IT organizations need to define how service availability translates into revenue. Availability has become a critical business metric that IT can use to improve service provision and drive increased revenue, particularly for ‘clicks-and-mortar’ e-commerce organizations where downtime equals lots of lost revenue. Although availability management isn’t the most glamorous corner of IT, from the user perspective it is a key influence on customer satisfaction and thus business success. If a service is not available, revenue will be lost, the brand will sustain damage and customers will look for other service providers. Your competitors are only a mouse-click away, so customer loyalty is lost far more easily than ever before.
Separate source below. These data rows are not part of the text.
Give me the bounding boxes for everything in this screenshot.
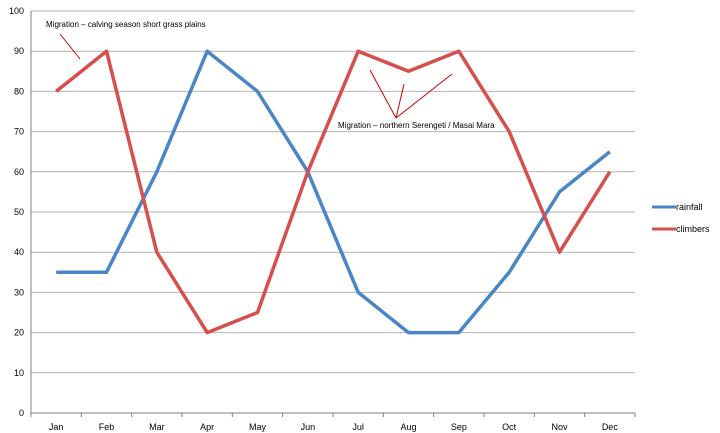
series-line-rainfall	[56, 49, 611, 335]
x-tick-label: Aug	[400, 422, 416, 432]
y-tick-label: 50	[14, 207, 24, 217]
annotation-2-pointer-left	[369, 69, 397, 119]
y-tick-label: 80	[14, 86, 24, 96]
legend-label-rainfall: rainfall	[676, 202, 703, 212]
annotation-2-pointer-middle	[395, 83, 405, 119]
x-tick-label: Oct	[502, 422, 517, 432]
annotation-1-text: Migration – calving season short grass p…	[46, 20, 206, 29]
series-lines	[55, 49, 612, 335]
x-tick-label: Feb	[99, 422, 115, 432]
axes: 0 10 20 30 40 50 60 70 80 90 100 Jan Feb Mar Apr May Jun…	[9, 6, 636, 432]
x-tick-label: Jan	[49, 422, 64, 432]
gridlines	[31, 10, 635, 374]
x-tick-label: Sep	[451, 422, 467, 432]
series-line-climbers	[55, 49, 612, 335]
y-tick-label: 10	[14, 368, 24, 378]
y-tick-label: 30	[14, 287, 24, 297]
y-tick-label: 90	[14, 46, 24, 56]
y-tick-label: 60	[14, 167, 24, 177]
x-tick-label: May	[249, 422, 267, 432]
x-tick-label: Jul	[352, 422, 364, 432]
annotations: Migration – calving season short grass p…	[46, 20, 495, 130]
y-tick-label: 20	[14, 328, 24, 338]
y-tick-label: 70	[14, 127, 24, 137]
x-tick-label: Mar	[149, 422, 165, 432]
x-tick-label: Apr	[200, 422, 214, 432]
x-tick-label: Nov	[551, 422, 568, 432]
x-tick-label: Jun	[301, 422, 316, 432]
legend: rainfall climbers	[652, 202, 710, 234]
y-tick-label: 100	[9, 6, 24, 16]
y-tick-label: 0	[19, 408, 24, 418]
annotation-2-text: Migration – northern Serengeti / Masai M…	[338, 121, 495, 130]
annotation-1-pointer	[59, 33, 81, 60]
legend-label-climbers: climbers	[676, 224, 710, 234]
x-tick-label: Dec	[602, 422, 619, 432]
annotation-2-pointer-right	[395, 73, 453, 119]
y-tick-label: 40	[14, 247, 24, 257]
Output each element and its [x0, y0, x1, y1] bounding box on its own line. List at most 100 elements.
Why availability is a problem
Many IT organizations are still device-oriented departments, fixated with system uptime as the key availability metric. These have a grand total of zero relevance to the business. For IT, a ‘five nines’ availability metric (99.999% uptime) may be seen as quite an achievement (about 5 minutes downtime a year), but if that 5 minutes of downtime falls right in the middle of the busiest business period of the year, the direct impact (lost revenue) and indirect impact (brand damage and customer attrition) is likely to be job-threatening. IT managers who let this happen will have to answer tough questions on why IT wasn’t ready. IT managers need to understand that downtime is not random, nor does it have a uniform cost every time it strikes.
The Nines - Crap film, crap IT metric
Work from the top down
In the ITIL 3 process map, Availability Management quite rightly sits in the Service Design Processes group, indicating that it is a critical part of the process of designing a service. Designing high availability into a service is a good start, but there is always a threat of downtime during the operation of the service coming from external factors. Downtime is always caused by a change of some sort - either a haphazard change applied by the service provider which has impacted the service in an unforeseen manner, or a change in the pattern of service consumption that has resulted in an overload. Thus, the business needs to be aware of IT changes so they can veto badly timed changes, and IT needs to be made aware of marketing activity that will drive spikes in demand so that they can plan for capacity to meet demand.